Real estate has always been one of the more traditional fields; one that has often
been minimally changed by evolving technology and heavily reliant on human
interaction. However, in the last 5 years or so, technology has seemed to seep
into every profession, including real estate.
This has mainly been a positive
advancement—allowing brokers to reach more potential clients, be more efficient
in closing deals, and allowing paperwork and contracts to be virtually
delivered, signed and cataloged.
This
all sounds amazing, but many are concerned that technology will eventually
replace human jobs. One question asked is if new and expanding technology will
ever replace the “human element” in commercial real estate, specifically in the
appraisals and valuations area.
In short, the answer is no—but let’s see why
and how technology can still be a valuable addition to CRE valuations andappraisals.
Why Won’t Tech Phase Out Humans In
Valuations?
Valuations
are heavily reliant on human knowledge of the specific property they are
working on. Though there are many algorithms and technological elements that
can be used to aid in the process it will always come down to the physical
person performing the job. In fact, appraisers go through rigorous schooling
and exams to be qualified.
For example, in Florida Certified
General Real Estate Appraisers need to have a high school diploma, a 4-year degree,
complete 300 classroom hours of pre-licensing education, have additional
experience and take an exam.
All
of this valuable knowledge and experience can never be replaced by technology
in any form. However, there are some ways that technology can make the
appraiser’s job easier, by allowing them to work smarter rather than harder.
How Can An Appraiser Use Tech to
Their Benefit?
Appraisals
and valuations have always been a tedious and valuable service, and in CRE you
will need one at one time or another. Though there are different types of
appraisals depending on your specific situation, PropTech startups have begun
creating tools to assist in the more simple valuation needs.
This
can allow appraisers to be more competitive in rates and possibly gain
additional business that is quicker and easier than before. One example of a
PropTech company is eVest. eVest worked with software
engineers and professional appraisers to help provide real-time valuations for
a number of buildings throughout the U.S. An algorithm then creates valuations
for other properties.
This is a free service to customers of eVest’s software.

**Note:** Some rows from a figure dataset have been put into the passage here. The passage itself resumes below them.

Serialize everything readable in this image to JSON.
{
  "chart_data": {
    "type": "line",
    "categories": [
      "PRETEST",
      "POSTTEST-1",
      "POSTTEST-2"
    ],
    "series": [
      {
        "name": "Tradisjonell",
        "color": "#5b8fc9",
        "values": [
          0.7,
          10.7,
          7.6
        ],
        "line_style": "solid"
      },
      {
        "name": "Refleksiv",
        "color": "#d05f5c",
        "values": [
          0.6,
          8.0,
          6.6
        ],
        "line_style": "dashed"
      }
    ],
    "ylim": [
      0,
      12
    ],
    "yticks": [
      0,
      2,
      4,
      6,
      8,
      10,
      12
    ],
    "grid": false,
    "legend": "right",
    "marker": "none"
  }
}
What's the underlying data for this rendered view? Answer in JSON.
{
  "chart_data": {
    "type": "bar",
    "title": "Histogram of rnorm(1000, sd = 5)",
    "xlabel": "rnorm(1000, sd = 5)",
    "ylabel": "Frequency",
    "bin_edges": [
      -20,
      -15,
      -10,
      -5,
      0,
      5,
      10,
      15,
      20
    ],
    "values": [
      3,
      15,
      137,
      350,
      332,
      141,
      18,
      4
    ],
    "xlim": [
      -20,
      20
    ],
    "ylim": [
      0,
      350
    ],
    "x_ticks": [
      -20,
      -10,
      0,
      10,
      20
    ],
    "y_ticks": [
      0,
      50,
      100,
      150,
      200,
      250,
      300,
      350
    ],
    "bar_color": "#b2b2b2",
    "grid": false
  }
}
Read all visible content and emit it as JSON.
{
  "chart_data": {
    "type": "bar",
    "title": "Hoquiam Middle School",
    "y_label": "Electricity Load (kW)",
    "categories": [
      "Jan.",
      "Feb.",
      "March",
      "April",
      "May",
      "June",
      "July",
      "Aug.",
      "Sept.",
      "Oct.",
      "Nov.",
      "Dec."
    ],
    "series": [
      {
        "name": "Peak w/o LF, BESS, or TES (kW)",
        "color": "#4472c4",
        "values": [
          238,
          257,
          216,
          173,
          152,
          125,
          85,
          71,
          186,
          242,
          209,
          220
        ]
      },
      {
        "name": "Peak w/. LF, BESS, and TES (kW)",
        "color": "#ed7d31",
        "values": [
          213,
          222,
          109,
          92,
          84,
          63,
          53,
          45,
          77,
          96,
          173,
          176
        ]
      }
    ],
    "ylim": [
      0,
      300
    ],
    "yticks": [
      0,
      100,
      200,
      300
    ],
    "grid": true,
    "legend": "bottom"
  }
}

This can help for surface valuations but of course, when you want to start digging deeper into a
property’s true value or earning potential, you will likely need to confer with
an appraiser in person.
Will We Need a Human Element?
There
are a variety of reasons someone might need an appraisal in CRE. Some reasons
include finding a market value, assessing costs, finding the insurable or
taxable value, or investment value. Additionally, new buildings vs. buildings
with significant use and depreciation have a different process entirely.
Because
there are so many outlying factors that impact a CRE property’s value,
technology can never truly phase out the human element of valuations or
appraisals, it can only assist in making some elements quicker and easier.